As I write this last portion, it is late at night, I have participated in at least three halves of bottles of the fermented grape chilled.
We have interesting conversations this evening that pierce the veil of the mundane.
We run into Chantal whom we met two days before. She and some companions await the sunset when they plan to walk until whenever under the stars. Twenty years ago I would have willingly joined them. Tonight we have a rare double bed, it is soft and warm and I shall lie next to my love and watch the stars from our sky light.
We meet Stefan, a German poet unknown to himself, who has two hearts (‘I have two Stefan’s in one heart’), and wants one heart to win.
We meet a fellow Aussie Warren, who fights the real battle head on.
We see and ‘chat’ (Stefan did all the talking) with the legendary French Camino couple in their late 70’s we have heard about for the last few stops. They are walking the entire Way hand in hand. They walk away from us serenely smiling, hand in hand.

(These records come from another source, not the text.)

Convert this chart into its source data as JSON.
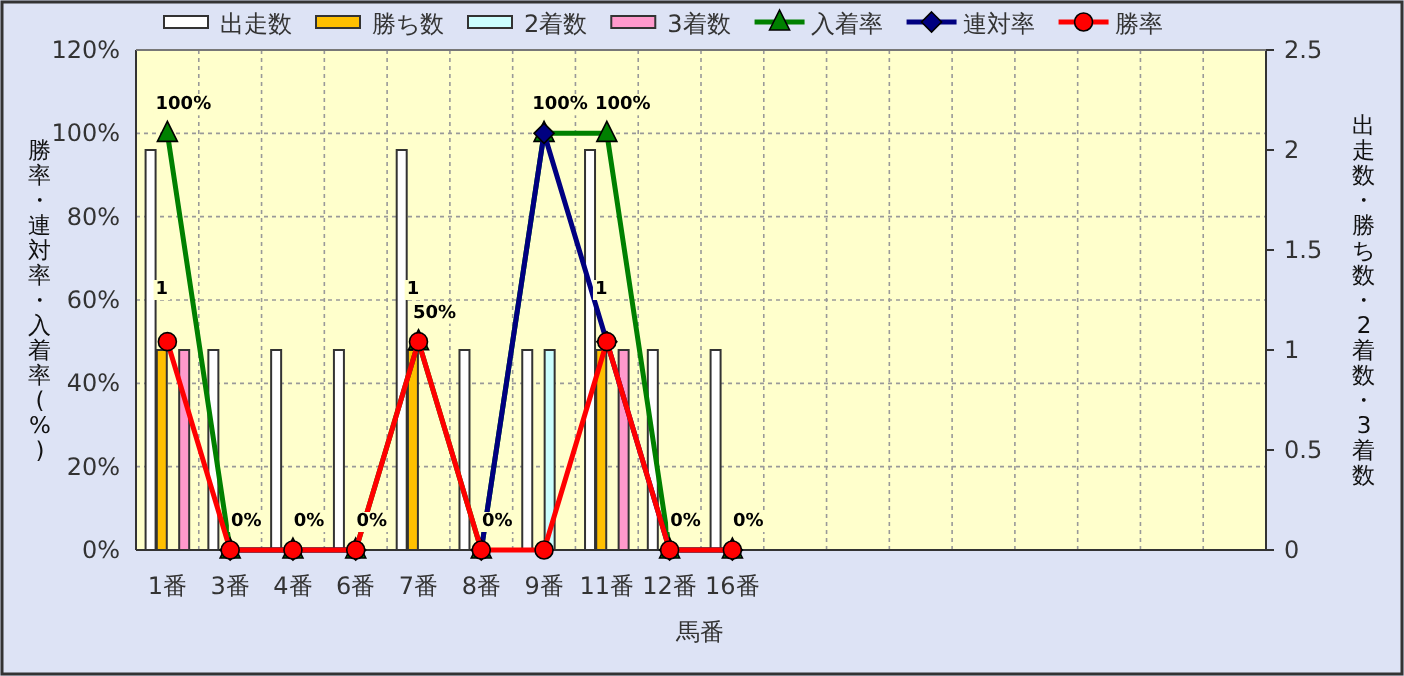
{
  "chart_data": {
    "type": "bar",
    "xlabel": "馬番",
    "ylabel": "勝率・連対率・入着率(%)",
    "y2label": "出走数・勝ち数・2着数・3着数",
    "categories": [
      "1番",
      "3番",
      "4番",
      "6番",
      "7番",
      "8番",
      "9番",
      "11番",
      "12番",
      "16番",
      null,
      null,
      null,
      null,
      null,
      null,
      null,
      null
    ],
    "series": [
      {
        "name": "出走数",
        "axis": "y2",
        "color": "#ffffff",
        "values": [
          2,
          1,
          1,
          1,
          2,
          1,
          1,
          2,
          1,
          1,
          null,
          null,
          null,
          null,
          null,
          null,
          null,
          null
        ]
      },
      {
        "name": "勝ち数",
        "axis": "y2",
        "color": "#ffc000",
        "values": [
          1,
          0,
          0,
          0,
          1,
          0,
          0,
          1,
          0,
          0,
          null,
          null,
          null,
          null,
          null,
          null,
          null,
          null
        ],
        "value_labels": [
          "1",
          null,
          null,
          null,
          "1",
          null,
          null,
          "1",
          null,
          null,
          null,
          null,
          null,
          null,
          null,
          null,
          null,
          null
        ]
      },
      {
        "name": "2着数",
        "axis": "y2",
        "color": "#ccffff",
        "values": [
          0,
          0,
          0,
          0,
          0,
          0,
          1,
          0,
          0,
          0,
          null,
          null,
          null,
          null,
          null,
          null,
          null,
          null
        ]
      },
      {
        "name": "3着数",
        "axis": "y2",
        "color": "#ff99cc",
        "values": [
          1,
          0,
          0,
          0,
          0,
          0,
          0,
          1,
          0,
          0,
          null,
          null,
          null,
          null,
          null,
          null,
          null,
          null
        ]
      },
      {
        "name": "入着率",
        "type": "line",
        "color": "#008000",
        "marker": "triangle",
        "values": [
          100,
          0,
          0,
          0,
          50,
          0,
          100,
          100,
          0,
          0,
          null,
          null,
          null,
          null,
          null,
          null,
          null,
          null
        ],
        "value_labels": [
          "100%",
          "0%",
          "0%",
          "0%",
          "50%",
          "0%",
          "100%",
          "100%",
          "0%",
          "0%",
          null,
          null,
          null,
          null,
          null,
          null,
          null,
          null
        ]
      },
      {
        "name": "連対率",
        "type": "line",
        "color": "#000080",
        "marker": "diamond",
        "values": [
          null,
          0,
          0,
          0,
          null,
          0,
          100,
          50,
          0,
          0,
          null,
          null,
          null,
          null,
          null,
          null,
          null,
          null
        ]
      },
      {
        "name": "勝率",
        "type": "line",
        "color": "#ff0000",
        "marker": "circle",
        "values": [
          50,
          0,
          0,
          0,
          50,
          0,
          0,
          50,
          0,
          0,
          null,
          null,
          null,
          null,
          null,
          null,
          null,
          null
        ]
      }
    ],
    "ylim": [
      0,
      120
    ],
    "yticks": [
      {
        "value": 0,
        "label": "0%"
      },
      {
        "value": 20,
        "label": "20%"
      },
      {
        "value": 40,
        "label": "40%"
      },
      {
        "value": 60,
        "label": "60%"
      },
      {
        "value": 80,
        "label": "80%"
      },
      {
        "value": 100,
        "label": "100%"
      },
      {
        "value": 120,
        "label": "120%"
      }
    ],
    "y2lim": [
      0,
      2.5
    ],
    "y2ticks": [
      0,
      0.5,
      1,
      1.5,
      2,
      2.5
    ],
    "grid": true,
    "legend": "top"
  }
}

We meet another lovely older German man Joseph who has walked 500km each year from his home in Nuremberg, Germany to where we now meet. His 500km for this year will end in Leone. Next year his 500km takes him to Finestere. I ask if he is going to buy scuba gear to continue his journey the year after and he laughs saying ‘maybe, or maybe I start walking back to Germany’.
We dine with Pete and Maggie, two lovely Aussies who live ten minutes from where we call home. The conversation deepens until it is my turn. I seem to have the knack of taking the one step judged too far and despite my lovely wife kicking my legs from under me, I relate how the Raft of the Medusa in the Lourve spoke to me regarding the frailty of our social conventions.
Raft of the Medusa
cast adrift in human skin
scant amiss the days between
the human blurs, and blurs again
outed blurry beast begins
above the hundred started
twenty fold the end
we shrink from guise revealed
believing gloss shall overcome
yet on the raft we sharpen
the one by one
Always one step beyond proper dinner conversation, story of my life.